In the companion opinion issued by the Standing Committee on the Unauthorized Practice of Law, that committee determined that the lay title company which is the subject of your inquiry could not lawfully undertake a legal representation of the seller. UPL Op. 197 (2000). The UPL committee opined that no employee of the title company is authorized to give legal advice to the seller nor prepare on the seller's behalf legal instruments affecting the title to real estate such as a deed transferring title to the purchaser. Id. Therefore, the UPL committee concluded that the closing attorney may regard the seller as unrepresented by independent counsel. This means, for example, that the closing attorney may communicate directly with the seller to obtain consent regarding the fees and costs the closing attorney intends to charge to the seller without violating Rule 4.2 of the Virginia Rules of Professional Conduct.(2)

As to your second inquiry, if the closing attorney complies with the instructions of the title company, the committee believes that the closing attorney would be assisting a person who is not a member of the bar in the performance of activity that constitutes the unauthorized practice of law. Rule 5.5 (a)(2). In the facts you present, the closing attorney would be disbursing to the title company payment for the preparation of the seller's deed, knowing that the title company is not authorized to practice law. Such conduct, in the committee's opinion, is violative of Rule 5.5 (a)(2).

With regard to your third and fourth inquiries, the committee agrees with the distinction drawn by the UPL committee in UPL Op. 197 between a lawyer who is an employee of the title company as opposed to a lawyer in private practice who simply owns the title company. If the seller were represented by a licensed attorney in private practice and that attorney also owns the title company, the attorney could properly advise the seller and prepare legal instruments on seller's behalf, subject to the ethical obligations discussed in LEO 1564 concerning lawyer-owned title companies. In contrast, if the attorney owns the title company but is working not as the seller's private attorney but on behalf of the title company, then that attorney should not be treated by the purchaser's attorney as representing the seller. Only an attorney engaged in private practice specifically retained by the seller may undertake legal representation of the seller. Similarly, if the licensed attorney is employed directly by the title company, and subject to its control, it would not be proper for the lawyer to provide legal services to customers of the title company.

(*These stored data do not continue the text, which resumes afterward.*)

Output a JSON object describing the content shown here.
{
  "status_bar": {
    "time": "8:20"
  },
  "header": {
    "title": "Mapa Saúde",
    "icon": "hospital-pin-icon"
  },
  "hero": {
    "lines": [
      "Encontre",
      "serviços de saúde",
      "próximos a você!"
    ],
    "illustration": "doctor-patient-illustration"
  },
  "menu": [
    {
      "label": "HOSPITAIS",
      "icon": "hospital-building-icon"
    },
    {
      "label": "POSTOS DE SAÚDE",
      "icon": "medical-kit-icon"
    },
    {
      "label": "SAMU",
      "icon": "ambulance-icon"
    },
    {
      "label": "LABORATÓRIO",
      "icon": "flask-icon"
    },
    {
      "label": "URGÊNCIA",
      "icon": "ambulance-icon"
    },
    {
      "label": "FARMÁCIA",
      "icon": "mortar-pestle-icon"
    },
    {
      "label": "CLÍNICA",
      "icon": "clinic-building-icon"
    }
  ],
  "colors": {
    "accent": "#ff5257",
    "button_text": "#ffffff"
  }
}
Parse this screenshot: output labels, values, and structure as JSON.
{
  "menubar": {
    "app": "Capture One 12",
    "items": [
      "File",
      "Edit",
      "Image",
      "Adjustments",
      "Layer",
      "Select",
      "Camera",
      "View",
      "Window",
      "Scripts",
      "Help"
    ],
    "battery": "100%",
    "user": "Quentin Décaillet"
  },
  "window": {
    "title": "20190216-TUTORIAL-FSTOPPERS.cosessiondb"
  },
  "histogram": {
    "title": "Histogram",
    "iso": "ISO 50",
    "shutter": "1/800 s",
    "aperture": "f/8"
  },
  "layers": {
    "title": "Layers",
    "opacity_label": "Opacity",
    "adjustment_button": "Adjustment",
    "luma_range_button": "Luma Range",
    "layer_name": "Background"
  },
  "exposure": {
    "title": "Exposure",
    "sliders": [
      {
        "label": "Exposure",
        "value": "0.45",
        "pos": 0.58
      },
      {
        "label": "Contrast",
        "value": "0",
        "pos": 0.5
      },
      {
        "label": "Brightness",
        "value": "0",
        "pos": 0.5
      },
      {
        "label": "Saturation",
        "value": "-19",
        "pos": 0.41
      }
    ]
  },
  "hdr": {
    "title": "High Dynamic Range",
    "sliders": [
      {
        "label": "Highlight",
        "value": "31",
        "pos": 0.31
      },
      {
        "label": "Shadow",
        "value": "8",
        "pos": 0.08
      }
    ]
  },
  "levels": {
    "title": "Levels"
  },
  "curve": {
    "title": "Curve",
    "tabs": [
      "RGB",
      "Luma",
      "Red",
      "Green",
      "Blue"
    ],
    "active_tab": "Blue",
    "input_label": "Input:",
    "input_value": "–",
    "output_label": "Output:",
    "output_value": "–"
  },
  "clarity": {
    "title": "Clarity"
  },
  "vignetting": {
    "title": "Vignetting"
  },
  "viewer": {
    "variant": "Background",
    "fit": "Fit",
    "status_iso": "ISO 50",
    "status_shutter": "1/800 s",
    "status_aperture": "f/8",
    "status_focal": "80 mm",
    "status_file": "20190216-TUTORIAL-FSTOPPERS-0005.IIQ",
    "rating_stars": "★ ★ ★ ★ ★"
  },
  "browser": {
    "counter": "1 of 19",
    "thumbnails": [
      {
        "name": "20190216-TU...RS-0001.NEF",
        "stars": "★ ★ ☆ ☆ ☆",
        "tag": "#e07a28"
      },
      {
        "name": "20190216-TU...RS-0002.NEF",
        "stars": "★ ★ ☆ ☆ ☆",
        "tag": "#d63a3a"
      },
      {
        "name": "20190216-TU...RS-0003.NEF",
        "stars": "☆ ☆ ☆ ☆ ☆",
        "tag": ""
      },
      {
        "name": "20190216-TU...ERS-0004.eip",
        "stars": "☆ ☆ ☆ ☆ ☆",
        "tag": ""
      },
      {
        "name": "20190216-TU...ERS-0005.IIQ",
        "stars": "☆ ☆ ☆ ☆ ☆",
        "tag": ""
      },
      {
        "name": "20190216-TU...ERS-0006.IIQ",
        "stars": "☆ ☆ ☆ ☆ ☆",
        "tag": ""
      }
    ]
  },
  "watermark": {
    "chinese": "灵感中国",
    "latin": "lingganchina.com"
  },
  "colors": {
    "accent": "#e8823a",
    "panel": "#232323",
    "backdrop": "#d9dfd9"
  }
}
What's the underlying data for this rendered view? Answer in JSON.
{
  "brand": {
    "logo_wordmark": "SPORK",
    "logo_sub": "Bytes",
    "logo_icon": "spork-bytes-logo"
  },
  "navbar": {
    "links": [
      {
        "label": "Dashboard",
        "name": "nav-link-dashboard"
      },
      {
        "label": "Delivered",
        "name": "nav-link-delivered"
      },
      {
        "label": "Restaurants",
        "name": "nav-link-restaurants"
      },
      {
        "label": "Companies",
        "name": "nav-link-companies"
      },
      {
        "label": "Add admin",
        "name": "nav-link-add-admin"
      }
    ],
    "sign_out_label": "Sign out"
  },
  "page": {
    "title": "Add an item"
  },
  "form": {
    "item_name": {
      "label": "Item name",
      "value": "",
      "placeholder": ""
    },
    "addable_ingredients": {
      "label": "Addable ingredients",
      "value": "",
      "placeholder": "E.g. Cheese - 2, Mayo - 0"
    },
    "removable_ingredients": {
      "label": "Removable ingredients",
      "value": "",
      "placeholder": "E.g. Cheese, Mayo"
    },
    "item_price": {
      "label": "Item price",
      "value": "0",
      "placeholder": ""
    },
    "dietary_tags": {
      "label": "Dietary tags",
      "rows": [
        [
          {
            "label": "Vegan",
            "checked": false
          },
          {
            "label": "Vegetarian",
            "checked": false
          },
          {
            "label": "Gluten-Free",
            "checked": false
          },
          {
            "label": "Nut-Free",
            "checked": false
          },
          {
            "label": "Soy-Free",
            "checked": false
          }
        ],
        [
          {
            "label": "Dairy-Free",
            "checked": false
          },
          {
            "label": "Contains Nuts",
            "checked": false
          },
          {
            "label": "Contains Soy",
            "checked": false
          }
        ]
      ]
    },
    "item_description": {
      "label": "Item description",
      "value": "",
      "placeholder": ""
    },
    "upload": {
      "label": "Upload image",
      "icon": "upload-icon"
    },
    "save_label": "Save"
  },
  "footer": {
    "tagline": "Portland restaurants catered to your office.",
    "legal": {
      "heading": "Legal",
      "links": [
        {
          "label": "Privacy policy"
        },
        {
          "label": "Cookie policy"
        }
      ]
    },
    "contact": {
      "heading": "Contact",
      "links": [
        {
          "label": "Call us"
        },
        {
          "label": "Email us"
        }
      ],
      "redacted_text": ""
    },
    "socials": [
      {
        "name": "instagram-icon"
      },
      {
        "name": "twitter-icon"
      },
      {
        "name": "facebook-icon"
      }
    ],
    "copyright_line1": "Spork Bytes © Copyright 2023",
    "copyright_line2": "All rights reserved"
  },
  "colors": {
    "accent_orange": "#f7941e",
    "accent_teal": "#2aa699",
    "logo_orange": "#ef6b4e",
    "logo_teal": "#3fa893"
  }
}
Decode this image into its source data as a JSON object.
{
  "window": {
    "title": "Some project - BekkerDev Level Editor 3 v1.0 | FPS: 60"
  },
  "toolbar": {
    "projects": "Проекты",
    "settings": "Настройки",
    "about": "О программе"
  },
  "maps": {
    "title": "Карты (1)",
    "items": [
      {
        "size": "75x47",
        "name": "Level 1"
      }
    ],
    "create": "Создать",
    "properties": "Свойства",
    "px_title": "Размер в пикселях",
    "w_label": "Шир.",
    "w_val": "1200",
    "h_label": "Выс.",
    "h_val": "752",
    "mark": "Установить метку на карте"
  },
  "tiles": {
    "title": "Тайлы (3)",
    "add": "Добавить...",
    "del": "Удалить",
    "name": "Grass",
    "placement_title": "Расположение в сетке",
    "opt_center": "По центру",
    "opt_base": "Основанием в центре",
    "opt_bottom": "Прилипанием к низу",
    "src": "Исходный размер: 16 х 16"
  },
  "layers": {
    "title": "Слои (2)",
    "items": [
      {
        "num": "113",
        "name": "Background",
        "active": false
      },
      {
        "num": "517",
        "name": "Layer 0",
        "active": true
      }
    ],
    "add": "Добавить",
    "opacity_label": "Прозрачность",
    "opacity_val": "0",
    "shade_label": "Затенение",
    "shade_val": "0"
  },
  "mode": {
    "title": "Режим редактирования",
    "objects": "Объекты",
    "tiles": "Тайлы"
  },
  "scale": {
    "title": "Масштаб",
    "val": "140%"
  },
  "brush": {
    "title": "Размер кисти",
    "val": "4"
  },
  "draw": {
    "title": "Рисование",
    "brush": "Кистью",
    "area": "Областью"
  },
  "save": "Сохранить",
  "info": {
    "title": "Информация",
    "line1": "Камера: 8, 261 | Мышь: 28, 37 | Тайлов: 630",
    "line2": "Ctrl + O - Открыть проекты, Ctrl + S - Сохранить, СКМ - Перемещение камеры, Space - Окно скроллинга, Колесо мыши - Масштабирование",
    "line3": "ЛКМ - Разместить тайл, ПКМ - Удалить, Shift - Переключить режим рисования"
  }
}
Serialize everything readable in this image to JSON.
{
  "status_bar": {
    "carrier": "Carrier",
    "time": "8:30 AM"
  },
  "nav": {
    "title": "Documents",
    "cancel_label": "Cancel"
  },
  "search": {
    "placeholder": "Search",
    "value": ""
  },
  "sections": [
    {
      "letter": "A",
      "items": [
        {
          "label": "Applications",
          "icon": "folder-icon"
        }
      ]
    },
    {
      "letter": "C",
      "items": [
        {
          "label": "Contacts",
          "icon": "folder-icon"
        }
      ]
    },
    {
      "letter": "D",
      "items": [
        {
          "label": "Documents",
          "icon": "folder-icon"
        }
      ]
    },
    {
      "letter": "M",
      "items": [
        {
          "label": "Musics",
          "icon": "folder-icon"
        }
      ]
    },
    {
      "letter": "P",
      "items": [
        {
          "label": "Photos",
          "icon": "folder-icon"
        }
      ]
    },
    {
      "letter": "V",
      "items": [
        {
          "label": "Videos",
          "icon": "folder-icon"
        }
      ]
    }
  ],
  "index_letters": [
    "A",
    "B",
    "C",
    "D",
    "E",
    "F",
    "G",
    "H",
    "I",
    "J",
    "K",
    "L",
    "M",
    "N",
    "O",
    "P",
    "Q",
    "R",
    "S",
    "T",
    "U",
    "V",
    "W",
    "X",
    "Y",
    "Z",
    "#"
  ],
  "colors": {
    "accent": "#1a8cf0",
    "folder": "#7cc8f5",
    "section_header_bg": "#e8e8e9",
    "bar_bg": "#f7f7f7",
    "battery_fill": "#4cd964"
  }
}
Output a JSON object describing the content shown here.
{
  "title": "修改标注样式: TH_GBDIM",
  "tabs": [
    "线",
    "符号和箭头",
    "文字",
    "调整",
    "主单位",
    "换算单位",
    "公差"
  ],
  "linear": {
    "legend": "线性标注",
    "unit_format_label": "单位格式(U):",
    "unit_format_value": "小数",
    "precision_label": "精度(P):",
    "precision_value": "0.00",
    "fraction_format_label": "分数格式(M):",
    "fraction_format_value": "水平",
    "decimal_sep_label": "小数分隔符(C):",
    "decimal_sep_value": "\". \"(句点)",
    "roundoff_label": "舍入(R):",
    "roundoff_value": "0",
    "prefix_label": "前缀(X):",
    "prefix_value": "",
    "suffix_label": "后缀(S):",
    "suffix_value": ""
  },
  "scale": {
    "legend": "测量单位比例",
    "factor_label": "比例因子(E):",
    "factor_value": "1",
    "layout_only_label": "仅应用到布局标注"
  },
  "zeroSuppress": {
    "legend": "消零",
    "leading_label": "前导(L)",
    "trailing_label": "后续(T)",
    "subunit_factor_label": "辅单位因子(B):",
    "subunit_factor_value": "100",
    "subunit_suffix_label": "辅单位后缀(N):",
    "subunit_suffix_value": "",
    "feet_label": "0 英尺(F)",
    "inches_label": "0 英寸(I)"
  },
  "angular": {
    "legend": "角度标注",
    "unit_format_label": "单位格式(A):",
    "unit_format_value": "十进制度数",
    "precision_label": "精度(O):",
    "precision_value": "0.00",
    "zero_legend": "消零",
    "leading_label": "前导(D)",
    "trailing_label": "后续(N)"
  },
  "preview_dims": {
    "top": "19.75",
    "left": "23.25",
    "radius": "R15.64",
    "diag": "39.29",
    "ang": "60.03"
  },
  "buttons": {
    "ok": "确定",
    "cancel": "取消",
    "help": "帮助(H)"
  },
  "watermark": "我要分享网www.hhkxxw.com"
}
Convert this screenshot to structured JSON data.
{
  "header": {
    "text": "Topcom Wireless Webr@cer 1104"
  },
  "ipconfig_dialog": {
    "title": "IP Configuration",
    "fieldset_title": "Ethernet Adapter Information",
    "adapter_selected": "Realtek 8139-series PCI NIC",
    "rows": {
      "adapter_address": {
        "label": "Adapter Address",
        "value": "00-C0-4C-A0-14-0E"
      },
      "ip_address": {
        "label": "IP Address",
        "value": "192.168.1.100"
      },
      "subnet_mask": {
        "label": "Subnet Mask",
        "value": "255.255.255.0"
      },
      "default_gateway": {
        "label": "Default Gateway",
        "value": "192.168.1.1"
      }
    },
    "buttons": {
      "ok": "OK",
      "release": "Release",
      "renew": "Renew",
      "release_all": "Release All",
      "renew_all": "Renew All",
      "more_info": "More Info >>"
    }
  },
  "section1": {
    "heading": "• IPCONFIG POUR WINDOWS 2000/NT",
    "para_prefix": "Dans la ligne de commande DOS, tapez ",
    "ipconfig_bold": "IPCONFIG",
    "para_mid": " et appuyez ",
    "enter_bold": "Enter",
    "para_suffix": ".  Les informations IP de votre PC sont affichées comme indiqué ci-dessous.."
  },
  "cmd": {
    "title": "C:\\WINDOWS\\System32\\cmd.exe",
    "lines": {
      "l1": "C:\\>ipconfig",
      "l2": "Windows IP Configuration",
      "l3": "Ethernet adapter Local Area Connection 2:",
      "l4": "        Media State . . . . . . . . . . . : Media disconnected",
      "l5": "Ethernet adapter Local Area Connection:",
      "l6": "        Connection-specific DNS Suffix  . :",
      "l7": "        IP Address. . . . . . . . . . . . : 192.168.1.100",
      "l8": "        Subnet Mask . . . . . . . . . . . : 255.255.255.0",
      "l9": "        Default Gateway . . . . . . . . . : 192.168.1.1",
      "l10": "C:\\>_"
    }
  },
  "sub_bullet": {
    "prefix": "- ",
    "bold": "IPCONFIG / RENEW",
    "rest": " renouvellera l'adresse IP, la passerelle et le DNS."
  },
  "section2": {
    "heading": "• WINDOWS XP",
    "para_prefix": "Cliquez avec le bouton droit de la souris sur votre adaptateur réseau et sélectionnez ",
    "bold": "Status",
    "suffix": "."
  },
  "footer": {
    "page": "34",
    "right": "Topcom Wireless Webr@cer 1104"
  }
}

Rule 5.4 (a) prohibits the lawyer from sharing legal fees with the title company. Rules 5.4 (b) and (d) generally prohibit a lawyer from providing legal services or practicing law within a corporation owned by nonlawyers. Since the title company is not authorized by law to serve as the seller's legal representative at closing, the committee believes that the seller should not be regarded as represented by their own counsel.

Committee Opinion

June 26, 2000

1. It is no longer permissible for the buyer's (or lender's) attorney to charge the seller for the preparation and filing of an IRS Form 1099-S. I.R.C. § 6045 (e)(3). This provision overruled, in part, LEOs 911, 922 and 927.

2. In representing a client, a lawyer shall not communicate about the subject matter of the representation with a person the lawyer knows to be represented by another lawyer in the matter, unless the lawyer has the consent of the other lawyer or is authorized by law to do so.